The devices are manufactured in Malaysia by a division of pharma and medical device maker SteriPack, which was founded by fellow Irish man Garry Moore.

Nasal Medical is developing more products for specific applications, such as a nasal device for use on airplanes to protect against contaminated air on-board.

It’s also in the midst of trialling a device for helping athletes with their breathing during their sporting pursuits. The tests are being carried out at DCU with preliminary results looking encouraging, O’Connell says.

Final results are expected at the end of summer before production begins.

Distribution

To date, Nasal Medical has sold between 60,000 and 70,000 devices, which sell for around €15 apiece.

The small team of six managed to get its devices into hundreds of pharmacies nationwide, including Hickey’s, LloydsPharmacy and some Boots stores. But Nasal Medical could not expand further on its own.

“We were in a couple of hundred pharmacies, and we knew that we either had to get investors on board or try and partner with a company. We went with the latter,” he says.

Earlier this month, the company inked a deal with US pharmaceutical firm Mylan to distribute its devices in thousands of pharmacies in Ireland and the UK.

“We put a call out to five or six companies, and we were lucky to get Mylan on board. They’re helping us with our sales, marketing, training, a lot of things to do with the business that would normally take us months to do.”

The distribution deal means Nasal Medical can scale much quicker than it had planned.

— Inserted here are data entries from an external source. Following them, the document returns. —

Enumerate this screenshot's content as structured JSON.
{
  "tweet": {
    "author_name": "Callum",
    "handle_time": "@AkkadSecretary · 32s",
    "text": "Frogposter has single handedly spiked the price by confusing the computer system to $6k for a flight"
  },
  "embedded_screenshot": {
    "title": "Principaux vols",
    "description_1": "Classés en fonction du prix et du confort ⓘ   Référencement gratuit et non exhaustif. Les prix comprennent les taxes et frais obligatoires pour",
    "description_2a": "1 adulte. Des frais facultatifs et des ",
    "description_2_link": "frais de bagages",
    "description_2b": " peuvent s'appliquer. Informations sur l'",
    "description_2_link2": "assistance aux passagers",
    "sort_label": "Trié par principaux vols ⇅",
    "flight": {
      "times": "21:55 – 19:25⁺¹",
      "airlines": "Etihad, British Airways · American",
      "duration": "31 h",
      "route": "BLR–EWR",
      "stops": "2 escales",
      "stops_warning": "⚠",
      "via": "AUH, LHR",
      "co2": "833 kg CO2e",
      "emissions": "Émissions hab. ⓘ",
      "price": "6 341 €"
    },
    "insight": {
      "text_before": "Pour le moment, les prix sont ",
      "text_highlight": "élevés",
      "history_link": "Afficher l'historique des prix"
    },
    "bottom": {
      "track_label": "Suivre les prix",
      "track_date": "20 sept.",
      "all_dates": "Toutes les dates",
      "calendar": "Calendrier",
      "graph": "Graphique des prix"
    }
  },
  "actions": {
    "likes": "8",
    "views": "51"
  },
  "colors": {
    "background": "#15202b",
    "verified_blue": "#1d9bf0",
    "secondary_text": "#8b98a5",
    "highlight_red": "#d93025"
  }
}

It will now get its devices into more pharmacies in Ireland and the UK with other European countries in the pipeline.

“It means that we have access into these countries far quicker, even though we have been talking to a lot of the distributors around Europe and there was a lot of interest in the product,” he says.

“We’re a small team so we wouldn’t have had the manpower to actually cater for that.”

With the Mylan deal in tow, O’Connell expects things to move “fairly lively”.

“Probably within the next two or three years we could be in most countries in Europe,” he says.

So far the company has received backing from Enterprise Ireland and won the AIB Start-up Academy award in 2015.

The Mylan distribution deal has safeguarded Nasal Medical’s immediate future and it will not be seeking outside investment.

“No, we don’t need to now,” O’Connell says. “We got over a huge hump.”